Synopsis
Hadrian Marlowe, a man revered as a hero and despised as a murderer, chronicles his tale in the galaxy-spanning debut of the Sun Eater series, merging the best of space opera and epic fantasy.
It was not his war.
On the wrong planet, at the right time, for the best reasons, Hadrian Marlowe started down a path that could only end in fire. The galaxy remembers him as a hero: the man who burned every last alien Cielcin from the sky. They remember him as a monster: the devil who destroyed a sun, casually annihilating four billion human lives—even the Emperor himself—against Imperial orders.
But Hadrian was not a hero. He was not a monster. He was not even a soldier.
Fleeing his father and a future as a torturer, Hadrian finds himself stranded on a strange, backwater world. Forced to fight as a gladiator and navigate the intrigues of a foreign planetary court, he will find himself fighting a war he did not start, for an Empire he does not love, against an enemy he will never understand.
Review
This book serves as a wonderful, and much needed reminder that it can be an immense experience to take time and invest in the world you’re temporarily transported to.
My attention is not the most sturdy attribute in my readers utility belt. I can often want to move on to the next author before I’ve given the current book a decent amount of time (there are so many incredible books out there!).
This book kept me on the razors edge of that decision, constantly reaching for something else, something with an easier fix, but never quite grabbing it. After said period of indecision I was suddenly elevated to the next level of fandom for Christopher Ruocchio!
Boom! As if Matt Dinniman (author of the excellent Dungeon Crawler Carl) had declared my traversal towards the end of game boss, I found myself in space opera Nirvana, both grateful for my stoicism and delighted that I was to be rewarded with the rest of this excellent read.
Ruocchio is so abundant in talent for world building and social, political, scientific and religious culture depiction that he can happily commit universe-sized chunks to history as he fires his MC into the next challenging environment. The previous sections are never forgotten (the scars they leave will always be present) but they remain in the past. Ghostly and far-reaching but in the past never the less.
I cannot stress enough how much detail and nuance this author puts into the world he invites you to, whether his main characters choose to stay there or not, as a reader I felt truly blessed.
I feel I need to make special mention of the solar system and travel in Empire of Silence. In space no-one can hear you scream, and galaxies can be traversed in seconds… Not so in this book!

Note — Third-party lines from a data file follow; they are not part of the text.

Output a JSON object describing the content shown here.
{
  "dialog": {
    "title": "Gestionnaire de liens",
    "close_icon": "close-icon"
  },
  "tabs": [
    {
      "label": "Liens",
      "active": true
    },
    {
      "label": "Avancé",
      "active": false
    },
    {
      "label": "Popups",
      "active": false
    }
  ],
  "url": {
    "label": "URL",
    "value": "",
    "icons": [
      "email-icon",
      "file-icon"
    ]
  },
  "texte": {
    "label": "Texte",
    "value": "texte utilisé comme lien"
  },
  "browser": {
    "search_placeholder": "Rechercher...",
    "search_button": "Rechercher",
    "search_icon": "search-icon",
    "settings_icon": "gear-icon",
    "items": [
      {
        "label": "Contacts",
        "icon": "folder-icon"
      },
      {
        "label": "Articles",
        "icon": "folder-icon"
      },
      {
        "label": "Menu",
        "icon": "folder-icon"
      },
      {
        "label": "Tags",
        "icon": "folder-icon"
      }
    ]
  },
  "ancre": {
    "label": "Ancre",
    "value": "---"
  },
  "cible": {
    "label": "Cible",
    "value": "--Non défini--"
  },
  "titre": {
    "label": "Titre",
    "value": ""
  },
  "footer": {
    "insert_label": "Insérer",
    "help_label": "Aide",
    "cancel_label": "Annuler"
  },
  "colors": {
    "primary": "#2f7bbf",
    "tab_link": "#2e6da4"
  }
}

Ruocchio manages to express just how far characters travel across this expansive universe and the time it takes to get there.
This gives the feeling of actually being that tiny speck in a massive sprawling universe that some space operas overlook due to miraculous light speed travel tech or quickly mentioned stasis pods that can sometimes effectively shrink the universe in question. Ruocchio uses equivalent tech but still manages get across the enormity of space travel, top job!!
As always, I try to orbit spoilers and plot to allow readers to take their virgin “first step into a larger world” or to “boldly go where no man has gone before.” Countless other sci-fi references are available!
With this book you will witness many worlds and dip your toe into many sub-stories while the universe is sketched in around you. With this many ideas and veins running through this introduction to the Sun Eater series the mind boggles at where Mr Ruochio will take us next.
Suffice to say that Empire of silence has heart and emotion in abundance and it has an infinite universe of which you will see and hear of in poetic prose.
The book also has a wonderful way of spinning it’s tale through the cyclic and repetitive aeons of history. Mimicking and indeed mentioning actual historical cultures and the deeds that progressed or devolved those cultures.
There is a wonderful sense that we, as readers, are witnessing the past and future one beautiful and emotive scene at a time.